"Não sei escrever, mas quero. Devoro cada instante e desespero, quero essa palavra que espero"

sexta-feira, 24 de junho de 2011

Cavaco Silva (1/50)

Não tenho por hábito guardar rancor.

Esta característica pessoal é, esclareça-se, perfeitamente inconsciente, não alimentada por lógica doutrinal, ânsia pacifista ou, menos ainda, reflexo de uma especial cristandade de alma.

Muito concretamente, julgo tratar-se de uma incapacidade física, morfológica.

De facto, assuntos infinitamente mais prementes e interessantes são desafio sobejo para os meus contados neurónios, inviabilizando a manutenção, em condições mínimas, de qualquer acervo revanchista.

Ora, com um tal enquadramento, dir-se-ia...craniano, uma mão bastará para trocar por dedos o n.º de pessoas que, ao longo de trinta e muitos anos, me acidificaram o espírito ao ponto da úlcera.

E, sem dúvida, Cavaco Silva, é uma dessas pessoas.

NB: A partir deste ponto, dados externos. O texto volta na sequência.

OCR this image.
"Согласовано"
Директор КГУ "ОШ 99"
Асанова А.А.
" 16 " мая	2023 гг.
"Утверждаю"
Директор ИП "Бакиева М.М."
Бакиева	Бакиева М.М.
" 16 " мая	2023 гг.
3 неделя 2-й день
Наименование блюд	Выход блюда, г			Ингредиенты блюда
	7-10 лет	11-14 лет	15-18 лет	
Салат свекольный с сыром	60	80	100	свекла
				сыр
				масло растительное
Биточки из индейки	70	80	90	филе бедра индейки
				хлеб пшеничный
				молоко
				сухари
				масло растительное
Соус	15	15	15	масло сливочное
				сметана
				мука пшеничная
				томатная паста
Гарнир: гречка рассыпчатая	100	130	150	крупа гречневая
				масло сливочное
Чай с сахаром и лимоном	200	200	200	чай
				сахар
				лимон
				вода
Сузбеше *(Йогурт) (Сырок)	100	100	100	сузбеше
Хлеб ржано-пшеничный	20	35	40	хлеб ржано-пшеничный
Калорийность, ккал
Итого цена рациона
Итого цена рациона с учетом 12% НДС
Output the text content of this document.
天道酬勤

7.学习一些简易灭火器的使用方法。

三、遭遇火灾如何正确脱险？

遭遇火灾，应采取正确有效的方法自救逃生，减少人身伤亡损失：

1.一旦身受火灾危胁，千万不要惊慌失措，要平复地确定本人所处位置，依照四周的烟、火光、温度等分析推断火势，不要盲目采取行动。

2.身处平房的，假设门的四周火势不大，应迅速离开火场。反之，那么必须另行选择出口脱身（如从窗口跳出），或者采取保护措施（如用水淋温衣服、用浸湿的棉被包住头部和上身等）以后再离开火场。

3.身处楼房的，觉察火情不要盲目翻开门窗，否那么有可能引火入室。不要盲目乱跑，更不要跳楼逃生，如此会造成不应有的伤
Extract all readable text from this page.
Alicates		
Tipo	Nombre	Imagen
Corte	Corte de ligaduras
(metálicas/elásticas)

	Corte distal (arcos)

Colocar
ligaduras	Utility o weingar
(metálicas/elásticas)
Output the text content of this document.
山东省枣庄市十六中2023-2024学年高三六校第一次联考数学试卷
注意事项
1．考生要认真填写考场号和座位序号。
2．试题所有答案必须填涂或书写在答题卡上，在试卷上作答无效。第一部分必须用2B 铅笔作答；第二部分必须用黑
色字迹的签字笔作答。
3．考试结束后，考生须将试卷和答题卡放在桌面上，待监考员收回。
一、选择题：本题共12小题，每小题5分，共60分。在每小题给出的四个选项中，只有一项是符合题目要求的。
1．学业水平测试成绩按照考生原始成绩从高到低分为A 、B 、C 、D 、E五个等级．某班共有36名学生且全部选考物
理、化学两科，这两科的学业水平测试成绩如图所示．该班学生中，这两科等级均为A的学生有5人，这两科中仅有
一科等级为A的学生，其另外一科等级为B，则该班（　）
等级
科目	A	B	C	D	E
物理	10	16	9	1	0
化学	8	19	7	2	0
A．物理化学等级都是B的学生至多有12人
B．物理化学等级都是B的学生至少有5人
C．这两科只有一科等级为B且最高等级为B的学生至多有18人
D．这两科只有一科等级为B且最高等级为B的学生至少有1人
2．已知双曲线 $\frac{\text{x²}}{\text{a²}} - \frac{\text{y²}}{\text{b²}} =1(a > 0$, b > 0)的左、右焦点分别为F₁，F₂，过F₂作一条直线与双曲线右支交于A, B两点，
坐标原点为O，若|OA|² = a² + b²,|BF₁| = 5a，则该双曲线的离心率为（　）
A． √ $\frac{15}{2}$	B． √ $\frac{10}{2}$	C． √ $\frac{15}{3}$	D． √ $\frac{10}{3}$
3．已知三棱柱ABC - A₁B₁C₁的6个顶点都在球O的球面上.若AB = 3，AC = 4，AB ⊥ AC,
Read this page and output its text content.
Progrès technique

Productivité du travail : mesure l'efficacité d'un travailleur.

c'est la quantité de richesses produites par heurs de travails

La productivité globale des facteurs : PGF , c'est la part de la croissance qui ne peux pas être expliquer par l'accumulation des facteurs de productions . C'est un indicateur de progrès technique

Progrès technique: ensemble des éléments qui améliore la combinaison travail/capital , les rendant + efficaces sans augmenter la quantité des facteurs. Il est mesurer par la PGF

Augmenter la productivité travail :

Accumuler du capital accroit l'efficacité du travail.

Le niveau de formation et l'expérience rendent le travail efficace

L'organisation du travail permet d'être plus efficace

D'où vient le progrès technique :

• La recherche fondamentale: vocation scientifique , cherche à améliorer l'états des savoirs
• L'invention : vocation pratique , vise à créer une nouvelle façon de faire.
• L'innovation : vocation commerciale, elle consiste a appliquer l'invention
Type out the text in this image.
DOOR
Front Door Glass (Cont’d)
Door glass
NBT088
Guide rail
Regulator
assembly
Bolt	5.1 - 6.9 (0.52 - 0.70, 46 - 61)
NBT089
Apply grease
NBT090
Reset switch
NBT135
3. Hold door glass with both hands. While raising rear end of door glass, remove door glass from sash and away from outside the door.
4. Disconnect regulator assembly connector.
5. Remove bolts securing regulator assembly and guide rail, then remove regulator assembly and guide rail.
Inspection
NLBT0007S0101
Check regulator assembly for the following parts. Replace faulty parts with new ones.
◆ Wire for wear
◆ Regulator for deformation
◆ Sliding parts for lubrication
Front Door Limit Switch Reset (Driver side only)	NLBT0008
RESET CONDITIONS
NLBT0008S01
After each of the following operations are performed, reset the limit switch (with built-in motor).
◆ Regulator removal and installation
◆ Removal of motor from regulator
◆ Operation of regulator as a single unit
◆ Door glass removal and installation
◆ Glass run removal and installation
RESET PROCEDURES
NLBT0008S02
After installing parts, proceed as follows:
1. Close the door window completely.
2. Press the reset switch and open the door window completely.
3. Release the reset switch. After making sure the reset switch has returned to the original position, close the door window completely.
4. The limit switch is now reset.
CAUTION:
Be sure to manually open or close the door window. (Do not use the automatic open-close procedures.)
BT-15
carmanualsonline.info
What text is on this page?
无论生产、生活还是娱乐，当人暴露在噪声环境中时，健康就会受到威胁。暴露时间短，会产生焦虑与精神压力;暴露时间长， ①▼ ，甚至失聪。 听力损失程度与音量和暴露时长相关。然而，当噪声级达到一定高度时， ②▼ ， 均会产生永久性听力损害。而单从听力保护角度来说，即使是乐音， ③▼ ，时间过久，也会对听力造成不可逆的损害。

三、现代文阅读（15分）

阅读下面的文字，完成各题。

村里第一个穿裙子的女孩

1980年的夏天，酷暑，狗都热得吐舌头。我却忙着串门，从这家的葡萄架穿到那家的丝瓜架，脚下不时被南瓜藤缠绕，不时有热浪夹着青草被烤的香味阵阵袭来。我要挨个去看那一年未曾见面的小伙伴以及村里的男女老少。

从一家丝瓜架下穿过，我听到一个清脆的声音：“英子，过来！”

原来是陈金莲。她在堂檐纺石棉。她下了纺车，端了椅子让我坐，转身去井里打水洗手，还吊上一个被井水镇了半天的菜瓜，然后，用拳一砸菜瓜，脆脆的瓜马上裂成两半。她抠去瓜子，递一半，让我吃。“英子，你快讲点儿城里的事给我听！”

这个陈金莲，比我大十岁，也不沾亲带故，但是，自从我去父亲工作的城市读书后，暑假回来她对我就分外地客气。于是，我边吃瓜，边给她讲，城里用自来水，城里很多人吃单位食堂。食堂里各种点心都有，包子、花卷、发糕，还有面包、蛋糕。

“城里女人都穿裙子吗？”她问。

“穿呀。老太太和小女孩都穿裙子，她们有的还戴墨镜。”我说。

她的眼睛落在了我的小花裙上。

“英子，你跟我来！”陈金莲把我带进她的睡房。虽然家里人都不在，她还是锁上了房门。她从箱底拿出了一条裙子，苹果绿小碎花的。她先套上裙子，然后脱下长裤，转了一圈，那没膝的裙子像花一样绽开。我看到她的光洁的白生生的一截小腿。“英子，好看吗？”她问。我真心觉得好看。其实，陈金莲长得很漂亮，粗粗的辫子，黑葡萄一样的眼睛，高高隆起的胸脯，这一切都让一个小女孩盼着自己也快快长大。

Não sem razão, entendo. Este esfíngico indivíduo, meio termo entre um mau dia de Jim Henson e um Moai fora de prumo, insiste, decorrido mais de 1/4 de século, em destruir preciosos momentos da minha existência, tantos quantos aqueles em que, não autorizado, atravessa o meu espectro para, pleno de si, reviver o seu eterno sonho de educar uma horda bruta, que vislumbra lançada às suas vestes, bebendo, avidamente, entre raios olímpicos, os seus ensinamentos e ditames.

Sem dúvida, a linguagem que utilizo é, também ela, doentia. Reconheço-o. Mas, em minha defesa, recordo, é precisamente de um assunto de saúde que falamos. A minha saúde. Cavaco Silva faz-me mal, bestializa-me, desperta o pior que há em mim.

A mera ideia de que há um Ser, mais ou menos inteligente, académico ou professoral, que se entende e conduz pela certeza própria de que é mais do que os demais, faz da bílis sangue e corrói-me por dentro.

A cada dos seus "eu tinha alertado", por cada assomo virginal e impoluto, em cada esgar de imparcialidade travestida de "não posso comentar", o meu organismo tremula e ameaça a pane.

Cavaco Silva é assim, para mim, uma bizarra Kryptonite. Terrível conclusão esta quando, à evidência, não completo a equação e, pior, os meus ridículos poderes se resumem a 104 teclas e uma vintena de dichotes irritados e de duvidoso gosto.

Estou portanto em dificuldade, carecido de tratamento. Resta-me assegurar a sobrevivência. Não baixar a guarda.

O título acima é o meu mote. Este texto será o 1.º de, pelo menos, 50, que me auto-prescrevi para que, no entretanto - haja esperança - possa lograr a imunidade.

Pinela

terça-feira, 21 de junho de 2011

Fernando Nobre - Case study

Fernando José de La Vieter Ribeiro Nobre. Ou, tão-somente, Fernando Nobre.

Eis o nome público de um homem cuja biografia recente se eleva como fogo-fátuo sobre a viciação da natureza humana.

Eis um profissional reconhecido, um académico apreciado, uma pessoa admirada, a imagem de homem generoso que, em paragens distantes, abraçava infortúnios e terrores.

Eis tudo isso e muito mais desperdiçado, pervertido. O passado é passado e este presente não terá futuro.

Tragicamente, do alto de uma vida tão vivida, Fernando Nobre não viu, não quis ver, que caminhava, pelo seu pé, para um fim sem remédio, sem cura médica.

Desbaratando um capital que era seu, quis ser mais, quis ser tudo, sem abdicar de nada, excepto de si próprio.

Com um despudor que não se lhe reconhecia, fez sua a Verdade. Fez dela o que quis e quanto quis. Guiado pela vaidade, o aplauso e os holofotes, torneou juras, compromissos e esperanças, consumiu-se na raiva de quem o tomou por outro e, pior, pelo ridículo.

Recordar os últimos meses de Fernando Nobre é assim um acto doloroso. Uma dor que se sente na pele, como o ardor de uma inocência que insiste em confundir esperança e desejo com verdade pura e crua.

Afinal, aquele Fernando Nobre não existia. Perdeu-se na memória de tantos gestos despojados e admiráveis e ali ficou.

Restará agora a sua sombra, prostrada ao dízimo e ao esquecimento.